Sur quelque 900 millions à un milliard d'euros de commandes de cantines de l'Etat (armées, universités, etc.), « j'ai demandé aux différents services combien allait en dehors de l'Union européenne et combien reste en France, et on n'a toujours pas la réponse », a-t-il admis.

« Cela va nous amener à reprendre complètement en main la commande publique, à devoir aussi récompenser ou punir les acheteurs publics en fonction de ces objectifs » et « nous l'inscrirons (...) dans les lois à venir de décentralisation comme la loi agricole que nous préparons », a-t-il ajouté.

Les agriculteurs, et notamment les éleveurs, largement mobilisés contre le traité commercial UE-Mercosur, accusent régulièrement la puissance publique, qui sous-traite parfois sa restauration collective, de ne pas respecter les quotas de produits locaux ou biologiques figurant dans ses engagements voire dans la loi.

« Certains disent préférence nationale. Je pense que c'est une hérésie parce que la France est un grand pays d'exportation au sein de l'Union européenne », a précisé Sébastien Lecornu vendredi.

Appui aux contrats d'avenir

« En revanche, plus personne ne peut comprendre dans le monde dans lequel nous vivons que l'argent du contribuable puisse permettre encore d'acheter de la nourriture qui en plus a un bilan carbone et climatique absolument épouvantable et qui vient du bout du monde ».

Le chef du gouvernement a aussi exprimé son appui aux « contrats d'avenir », projet porté par le syndicat Jeunes agriculteurs (JA) et destiné à aider les exploitants à diversifier leur production face au réchauffement climatique, via une planification territoriale puis des contrats tripartites entre agriculteurs, pouvoirs publics et transformateurs.

« On est dans un moment dans lequel on n'a pas suffisamment tiré les conclusions du réchauffement climatique et de l'impact sur les productions », a estimé Sébastien Lecornu.

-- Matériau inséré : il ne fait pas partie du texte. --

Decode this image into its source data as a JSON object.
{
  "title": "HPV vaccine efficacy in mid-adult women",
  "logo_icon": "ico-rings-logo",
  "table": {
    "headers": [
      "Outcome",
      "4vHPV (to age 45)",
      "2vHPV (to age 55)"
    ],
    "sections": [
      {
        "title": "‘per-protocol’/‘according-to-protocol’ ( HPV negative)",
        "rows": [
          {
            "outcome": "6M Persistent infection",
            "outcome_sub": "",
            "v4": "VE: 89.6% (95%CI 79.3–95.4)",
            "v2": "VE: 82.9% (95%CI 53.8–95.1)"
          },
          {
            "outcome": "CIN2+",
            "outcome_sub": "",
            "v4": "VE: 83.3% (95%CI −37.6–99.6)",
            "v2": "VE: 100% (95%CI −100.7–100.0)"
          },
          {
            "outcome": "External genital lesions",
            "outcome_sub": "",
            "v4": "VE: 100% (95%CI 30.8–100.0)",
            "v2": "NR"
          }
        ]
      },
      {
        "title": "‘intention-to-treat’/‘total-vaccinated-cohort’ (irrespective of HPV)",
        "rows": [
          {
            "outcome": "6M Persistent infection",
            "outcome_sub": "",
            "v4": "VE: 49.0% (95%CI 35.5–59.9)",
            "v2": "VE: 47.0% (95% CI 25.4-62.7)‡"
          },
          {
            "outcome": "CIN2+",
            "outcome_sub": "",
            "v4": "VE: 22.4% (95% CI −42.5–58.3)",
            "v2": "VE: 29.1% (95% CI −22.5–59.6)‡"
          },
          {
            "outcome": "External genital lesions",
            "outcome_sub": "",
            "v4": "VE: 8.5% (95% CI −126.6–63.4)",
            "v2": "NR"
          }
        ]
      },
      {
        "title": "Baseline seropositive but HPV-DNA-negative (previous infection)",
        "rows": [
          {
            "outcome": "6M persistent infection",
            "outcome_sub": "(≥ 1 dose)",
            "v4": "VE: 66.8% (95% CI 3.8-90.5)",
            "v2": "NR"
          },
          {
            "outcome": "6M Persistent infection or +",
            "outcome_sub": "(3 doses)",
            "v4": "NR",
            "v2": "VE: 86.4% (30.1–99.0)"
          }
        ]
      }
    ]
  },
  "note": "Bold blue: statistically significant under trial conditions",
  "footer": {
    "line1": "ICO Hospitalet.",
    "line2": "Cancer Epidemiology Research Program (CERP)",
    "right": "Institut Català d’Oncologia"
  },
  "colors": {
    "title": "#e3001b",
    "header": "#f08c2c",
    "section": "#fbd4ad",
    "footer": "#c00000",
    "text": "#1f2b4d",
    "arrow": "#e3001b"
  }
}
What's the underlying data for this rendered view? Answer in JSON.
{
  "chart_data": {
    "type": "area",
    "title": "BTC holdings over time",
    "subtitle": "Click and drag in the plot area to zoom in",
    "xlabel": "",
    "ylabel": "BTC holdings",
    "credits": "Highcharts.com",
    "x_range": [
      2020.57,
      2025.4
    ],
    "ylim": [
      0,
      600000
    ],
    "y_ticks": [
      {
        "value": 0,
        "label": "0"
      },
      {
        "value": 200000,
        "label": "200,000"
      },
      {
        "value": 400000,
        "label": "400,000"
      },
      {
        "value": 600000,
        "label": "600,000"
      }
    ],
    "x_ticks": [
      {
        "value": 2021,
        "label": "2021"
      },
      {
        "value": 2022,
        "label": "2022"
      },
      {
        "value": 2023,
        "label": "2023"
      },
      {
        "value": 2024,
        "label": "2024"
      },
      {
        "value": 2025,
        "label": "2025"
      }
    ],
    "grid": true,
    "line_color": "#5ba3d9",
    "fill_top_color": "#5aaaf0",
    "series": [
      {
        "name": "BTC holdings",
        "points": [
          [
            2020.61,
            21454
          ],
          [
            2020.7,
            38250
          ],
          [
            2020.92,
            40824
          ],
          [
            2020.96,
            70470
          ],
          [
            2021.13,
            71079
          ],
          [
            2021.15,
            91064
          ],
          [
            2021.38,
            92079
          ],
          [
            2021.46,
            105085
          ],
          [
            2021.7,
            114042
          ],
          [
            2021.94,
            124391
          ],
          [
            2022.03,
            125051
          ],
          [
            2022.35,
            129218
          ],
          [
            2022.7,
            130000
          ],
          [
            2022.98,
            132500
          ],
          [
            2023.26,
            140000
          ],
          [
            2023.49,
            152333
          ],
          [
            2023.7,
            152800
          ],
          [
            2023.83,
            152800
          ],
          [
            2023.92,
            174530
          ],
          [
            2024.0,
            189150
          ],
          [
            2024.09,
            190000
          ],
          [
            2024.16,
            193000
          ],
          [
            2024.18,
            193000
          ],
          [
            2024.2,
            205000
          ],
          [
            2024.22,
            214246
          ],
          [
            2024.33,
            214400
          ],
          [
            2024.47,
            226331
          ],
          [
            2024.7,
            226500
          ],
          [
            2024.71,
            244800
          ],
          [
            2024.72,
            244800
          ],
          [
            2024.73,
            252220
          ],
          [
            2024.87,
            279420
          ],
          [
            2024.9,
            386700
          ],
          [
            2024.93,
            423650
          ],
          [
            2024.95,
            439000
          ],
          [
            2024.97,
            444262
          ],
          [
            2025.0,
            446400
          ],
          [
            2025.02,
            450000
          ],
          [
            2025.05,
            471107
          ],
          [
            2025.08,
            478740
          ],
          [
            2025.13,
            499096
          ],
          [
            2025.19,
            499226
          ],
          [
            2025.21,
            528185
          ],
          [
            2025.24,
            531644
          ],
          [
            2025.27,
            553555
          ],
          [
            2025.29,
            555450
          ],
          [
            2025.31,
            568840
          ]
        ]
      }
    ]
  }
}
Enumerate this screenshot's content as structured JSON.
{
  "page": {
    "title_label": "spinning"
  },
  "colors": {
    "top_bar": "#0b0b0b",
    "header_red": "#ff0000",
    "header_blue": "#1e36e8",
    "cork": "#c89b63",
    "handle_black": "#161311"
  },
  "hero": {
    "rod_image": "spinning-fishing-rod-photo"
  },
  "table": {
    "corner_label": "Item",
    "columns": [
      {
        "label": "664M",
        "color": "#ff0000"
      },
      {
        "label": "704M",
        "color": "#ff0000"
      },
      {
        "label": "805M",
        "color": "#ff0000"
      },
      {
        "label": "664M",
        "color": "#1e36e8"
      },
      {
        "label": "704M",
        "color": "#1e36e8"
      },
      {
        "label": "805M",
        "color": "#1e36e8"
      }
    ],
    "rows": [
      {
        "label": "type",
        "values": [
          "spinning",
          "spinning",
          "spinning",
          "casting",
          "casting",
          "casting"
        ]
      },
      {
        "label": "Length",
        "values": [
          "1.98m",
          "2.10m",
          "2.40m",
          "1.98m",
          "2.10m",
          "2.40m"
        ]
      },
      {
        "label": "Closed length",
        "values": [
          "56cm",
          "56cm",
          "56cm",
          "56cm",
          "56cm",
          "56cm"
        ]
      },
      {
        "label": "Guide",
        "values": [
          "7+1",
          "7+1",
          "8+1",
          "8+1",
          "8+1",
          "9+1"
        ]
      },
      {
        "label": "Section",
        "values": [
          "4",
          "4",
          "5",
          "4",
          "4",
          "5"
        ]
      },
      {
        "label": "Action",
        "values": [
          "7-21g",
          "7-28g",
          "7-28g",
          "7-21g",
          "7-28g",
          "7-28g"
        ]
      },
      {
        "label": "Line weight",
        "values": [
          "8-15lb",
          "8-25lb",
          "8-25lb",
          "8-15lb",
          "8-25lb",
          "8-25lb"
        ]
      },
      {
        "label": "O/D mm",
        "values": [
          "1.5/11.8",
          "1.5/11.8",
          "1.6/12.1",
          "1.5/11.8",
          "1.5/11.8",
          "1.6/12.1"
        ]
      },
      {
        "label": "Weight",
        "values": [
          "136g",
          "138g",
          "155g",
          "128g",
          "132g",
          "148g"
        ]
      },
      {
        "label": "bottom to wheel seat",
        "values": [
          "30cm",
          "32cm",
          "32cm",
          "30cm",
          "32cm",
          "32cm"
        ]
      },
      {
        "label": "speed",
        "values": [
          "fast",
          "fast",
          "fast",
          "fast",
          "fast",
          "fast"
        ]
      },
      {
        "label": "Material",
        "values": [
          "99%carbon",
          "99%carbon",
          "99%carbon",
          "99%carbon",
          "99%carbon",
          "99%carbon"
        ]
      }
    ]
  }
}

Le Premier ministre qui, chaussé de bottes kaki, a visité une exploitation céréalière diversifiée dans la production d'amandes, n'a cependant pas abordé la mise en action ou le financement de tels « contrats ».

Pierrick Horel, le président des JA, a salué « une prise de conscience collective, un engagement pris au plus haut niveau du gouvernement autour de ce sujet, cela pose les bonnes bases ».

Les « transitions jusqu'à aujourd'hui se sont opérées de façon individuelle, sur des fonds propres, cela ne répond pas à l'enjeu des dérèglements climatiques. L'agriculteur seul ne peut supporter ces transitions », a-t-il dit à l'AFP, exprimant sa satisfaction « à quelques jours du lancement du Salon de l'agriculture », le 21 février.